GM reduced its global automotive structural cost from over 34 percent of
revenue in 2005 to 30 percent of revenue in 2006, an impressive first step
toward GM’s goal of cutting structural cost to 25 percent of revenue by
2010.
“We
made very significant progress in 2006 toward our 25 percent structural
cost goal,” Wagoner said. “At the same time, we continue to invest heavily
in future products, technology and growth markets. GM plans to increase
its global capital spending from $7.5 billion in 2006, to between $8.5
and $9 billion in 2007 and 2008.”
GM’s
commitment to quality and design leadership was reinforced in 2006 with
strong consumer and media reception to GM’s newest cars and trucks, including
the Chevrolet Tahoe, GMC Yukon, and Cadillac Escalade full-size utilities;
GMC Sierra and Chevrolet Silverado full-size pickups; the Saturn Aura midsize
sedan; Opel Corsa small car; and the Holden Commodore fullsize sedan. In
addition, early public reaction to the Saturn Outlook and GMC Acadia midsize
crossovers, introduced late in 2006, has been positive.
GME
posted its first full year of profitability since 1999 with adjusted earnings
of $227 million for 2006 (reported net loss of $225 million). GME had an
adjusted loss of $8 million in the fourth quarter 2006 (reported net loss
of $119 million), compared to net income of $5 million in the year-ago
quarter. GME revenue in the fourth quarter 2006 was $9 billion, up from
$8.1 billion in the same quarter 2005. Contributing to GME’s improved performance
during the year was strong revenue growth due to record volume of over
2 million units, and continued structural cost reductions.
“The
actions we’ve taken in Europe to reduce structural cost and re-energize
our product lineup is making a big impact on the business,” Wagoner noted.
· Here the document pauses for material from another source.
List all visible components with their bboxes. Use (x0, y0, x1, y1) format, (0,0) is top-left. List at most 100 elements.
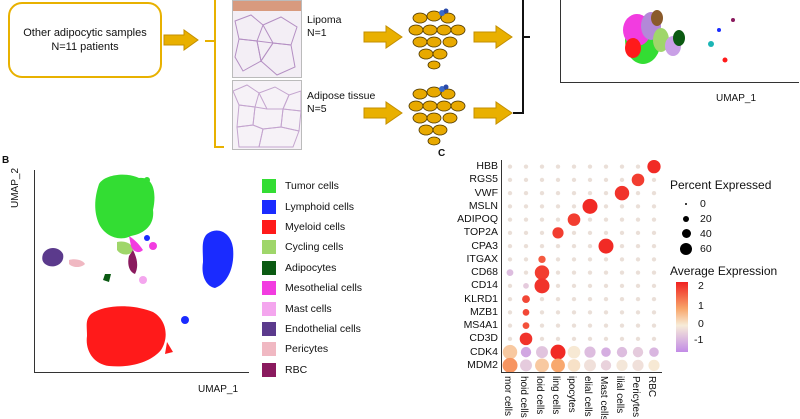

“And our multi-brand approach in Europe is really getting traction. The
Opel/Vauxhall brands are strengthening, led by products like the all-new
Corsa and segment-leading Meriva and Zafira. And, the Chevrolet brand again
achieved record sales, while Saab and Cadillac also demonstrated strong
growth. And we’re especially pleased with our progress in Russia , where
GM sales grew 73 percent in 2006.”
GMAP
delivered adjusted earnings of $441 million in 2006 (reported net income
of $1.2 billion), compared with $557 million in 2005, with the decline
totally attributable to the loss of Suzuki equity income in 2006, as a
result of the divestiture of most of GM’s holdings in Suzuki Motor Corp.
For the fourth quarter of 2006, GMAP’s adjusted earnings were $122 million
(reported net income of $135 million) , consistent with the same quarter
2005 earnings of $124 million. Record 2006 sales of GM Daewoo products
contributed to GM’s continued strong performance in the region, headlined
by sales gains of 32 percent in China and 19 percent in Korea.
“The
AP region remains the core of GM’s global growth strategy. In 2006, GM
advanced its leading position in China , again improving its market share
to almost 12 percent. We also announced plans to add a new assembly plant
in India to take advantage of opportunities in that important market, and
we continue to grow in Korea ,” Wagoner said.
GM’s
LAAM region delivered its best financial performance in 10 years with adjusted
earnings of $533 million in 2006 (reported net income of $490 million),
an improvement of $381 million over 2005. GMLAAM also recorded adjusted
and reported fourth quarter earnings of $128 million, up from adjusted
earnings of $63 million in the same quarter of 2005. These improvements
were driven by record revenue and volume for the region, and significant
gains at GM do Brasil.
“By
cost-effectively leveraging GM’s products and resources from around the
world, GM LAAM has been able to take advantage of growth opportunities
throughout the region, achieving milestone sales of over 1 million units
and impressive revenue and profit results,” Wagoner said.